Retirement planning: How do we reap what we’ve sown?

Retirement planning models are now commonplace.

With a standard planning tool, we can plug in RRSP savings of a million dollars and an assumed investment return of 5% a year and determine that we can generate an income of about $76,800 per year, including government benefits, indexed to 2% inflation, and our money will run out in about 20 years. So if we know that our investments will return 5% each year, with inflation at 2% each year, and we will only live 20 years, and we only need a budget of $6,400 a month to support our desired retirement lifestyle, then our $1 million ought to be enough to support us in retirement. But it’s not that simple.

The problem is uncertainty
These models mainly provide best estimates, often glossing over the huge range of potential outcomes. The one thing we know for certain is that all the estimates plugged into the planning model will be wrong. A 5% per annum return is not an unreasonable average guess, but your investments will not earn 5% each and every year. They may earn 10% or 25% one year, and 0% or -20% the next year.

And the pattern of returns will greatly affect your ability to fund your retirement. An example provided by Milevsky and Salisbury shows a gap of almost 14 years between when the money runs out if you retire and achieve a repeating investment return of 27%, 7%, -13% versus the reverse sequence (-13%, 7%, 27%). Not only the expected return but also the pattern of returns—especially right before and after retirement—can have a huge impact on whether or not you have enough money to achieve a desired retirement lifestyle.

Similarly, if you are a 60-year-old male, you might expect to live, on average, around 20 more years. But you could live to 110, or you could get hit by a bus later today.

Retirement planning is all about contingencies—what might happen rather than what is expected to happen. And the range of what might happen is exceedingly broad. Yet the solution for most people is not to eliminate the uncertainty. Purchasing an annuity is a much less popular option for most than converting to a retirement income fund, even though annuitization could eliminate much of the longevity and investment risk.

There may be a lot of good reasons for not wanting to lock in with an annuity, including opportunity costs associated with what is perceived to be an expensive product and beliefs that, in future, stocks will likely outperform bonds and/or interest rates are likely to rise. Perhaps pension reform that is pushing pooled registered retirement plans should also be ensuring a more competitive annuity market. However, I suspect most would still not want to lock into an annuity, preferring the flexibility that comes with continuing to have control over the money—to be able to spend more if needed, to be able to leave a bequest, to be free to make choices.

The solution is flexibility
For the increasing number of individuals without defined benefits, the solution to a successful retirement appears to be one of compromise. Each person is left to find suitable trade-offs between the management of retirement assets, the timing of retirement and the lifestyle in retirement.

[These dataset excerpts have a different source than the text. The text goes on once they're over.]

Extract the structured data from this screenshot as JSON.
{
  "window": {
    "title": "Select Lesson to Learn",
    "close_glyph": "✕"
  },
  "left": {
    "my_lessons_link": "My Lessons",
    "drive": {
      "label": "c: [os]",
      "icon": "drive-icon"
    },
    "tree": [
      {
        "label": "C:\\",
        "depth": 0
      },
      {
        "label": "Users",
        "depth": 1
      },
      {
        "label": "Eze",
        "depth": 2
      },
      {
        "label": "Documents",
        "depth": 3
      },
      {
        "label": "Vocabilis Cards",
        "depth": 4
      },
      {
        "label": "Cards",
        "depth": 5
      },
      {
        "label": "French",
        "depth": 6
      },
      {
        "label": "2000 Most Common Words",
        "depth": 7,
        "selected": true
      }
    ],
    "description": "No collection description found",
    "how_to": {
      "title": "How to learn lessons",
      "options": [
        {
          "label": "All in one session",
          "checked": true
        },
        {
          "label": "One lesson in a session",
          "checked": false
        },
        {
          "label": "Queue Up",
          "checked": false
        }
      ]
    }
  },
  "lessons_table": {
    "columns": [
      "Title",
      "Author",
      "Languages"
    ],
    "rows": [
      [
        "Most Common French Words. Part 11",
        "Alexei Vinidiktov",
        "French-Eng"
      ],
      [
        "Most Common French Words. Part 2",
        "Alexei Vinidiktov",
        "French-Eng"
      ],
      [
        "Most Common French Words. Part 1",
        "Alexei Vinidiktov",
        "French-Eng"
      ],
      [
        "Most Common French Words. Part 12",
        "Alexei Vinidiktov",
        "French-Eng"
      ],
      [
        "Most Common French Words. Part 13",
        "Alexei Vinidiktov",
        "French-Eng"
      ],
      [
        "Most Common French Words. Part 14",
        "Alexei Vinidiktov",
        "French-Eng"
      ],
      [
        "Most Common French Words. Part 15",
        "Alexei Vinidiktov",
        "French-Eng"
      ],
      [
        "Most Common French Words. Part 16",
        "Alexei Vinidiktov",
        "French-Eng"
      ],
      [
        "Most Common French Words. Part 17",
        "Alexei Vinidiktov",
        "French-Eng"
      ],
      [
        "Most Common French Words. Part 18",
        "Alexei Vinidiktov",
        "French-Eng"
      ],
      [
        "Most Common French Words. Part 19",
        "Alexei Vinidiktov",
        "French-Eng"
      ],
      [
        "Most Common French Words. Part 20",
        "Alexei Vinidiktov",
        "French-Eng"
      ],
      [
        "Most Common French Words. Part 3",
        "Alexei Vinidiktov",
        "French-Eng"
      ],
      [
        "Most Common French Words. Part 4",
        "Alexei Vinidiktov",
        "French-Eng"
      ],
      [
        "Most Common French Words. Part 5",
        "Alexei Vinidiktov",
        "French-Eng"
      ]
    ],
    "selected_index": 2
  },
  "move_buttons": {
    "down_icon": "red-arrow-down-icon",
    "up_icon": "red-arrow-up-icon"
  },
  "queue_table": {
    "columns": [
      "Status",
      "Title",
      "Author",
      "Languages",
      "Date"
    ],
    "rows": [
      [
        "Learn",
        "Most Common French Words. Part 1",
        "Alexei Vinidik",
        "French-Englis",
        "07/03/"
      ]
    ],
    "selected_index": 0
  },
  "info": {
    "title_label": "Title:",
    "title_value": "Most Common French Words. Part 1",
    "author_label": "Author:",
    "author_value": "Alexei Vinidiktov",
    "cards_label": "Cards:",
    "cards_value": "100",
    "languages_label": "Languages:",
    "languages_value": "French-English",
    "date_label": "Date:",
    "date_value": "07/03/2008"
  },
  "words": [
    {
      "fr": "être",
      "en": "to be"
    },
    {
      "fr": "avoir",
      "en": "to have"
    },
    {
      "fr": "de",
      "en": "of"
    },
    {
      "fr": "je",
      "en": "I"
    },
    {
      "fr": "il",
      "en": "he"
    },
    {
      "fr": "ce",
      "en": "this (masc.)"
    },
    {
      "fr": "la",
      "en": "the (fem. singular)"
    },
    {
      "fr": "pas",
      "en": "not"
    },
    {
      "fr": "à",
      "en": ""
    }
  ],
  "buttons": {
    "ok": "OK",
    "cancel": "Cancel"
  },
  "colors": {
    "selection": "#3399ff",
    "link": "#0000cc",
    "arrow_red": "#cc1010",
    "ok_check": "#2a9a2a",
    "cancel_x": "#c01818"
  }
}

Notionally, we all start our working career with a personal balance sheet, on which the major asset is human capital, supporting living expenses and offsetting mortgages and/or other personal debts. We hope, over time, some of the human capital is converted into retirement savings. When the retirement savings exceed the present value of expected future retirement expenses, we can retire.

A recent Toronto Star article pointed out that Canadians over 60 have been taking a disproportionately large share of the new jobs since the economic meltdown in 2008. In a lot of cases, phased retirement, postponed retirement and even return to work from retirement are examples of human capital being used to offset disappointing investment results.

Unfortunately, the current job market is not sufficiently flexible to provide a safety net for everyone’s retirement plans. A market downturn may lead to a greater supply of retirement-aged labour, but it is unlikely to signal a greater demand. And not all jobs are interchangeable. It is doubtful that a senior manager at a bank will want to retire with a contingency plan of being able to be a barista at Starbucks.

So there will continue to be a demand for investment strategies that better manage the volatility. While we may be unwilling or unable to accept the lower income provided by a fully locked-in solution, some compromise is required so that we don’t have to rely too heavily, or too long, on our human capital.

Target date funds (TDFs) have failed to provide the promised protection. In 2008, some “retiree” TDFs, which are supposed to be the safe options right before retirement, experienced losses of up to 10%. Various techniques, including dynamic glide paths, allocations to stable value funds or funds with guaranteed minimum returns, and periodically annuitizing small amounts, need to be available for a planned retirement date to be considered a fixed landmark rather than a receding horizon.

In the absence of an annuity, we still need ways to insulate our assets from market volatility after retirement. For those able to use a customized solution, a typical portfolio might include assets cash-matched to expected spending for the first number of years with equities or other more volatile assets earmarked for expenses in the more distant future. Over time, the cash-matched portion of the portfolio is replenished, we hope, after periods in which the riskier assets have outperformed.

But in general, in a world where investment risk and longevity risk have been shifted to individuals rather than pooled in DB arrangements, there needs to be a great deal of flexibility built into the retirement plan, the investments, the retirement lifestyle and the timing and extent of retirement.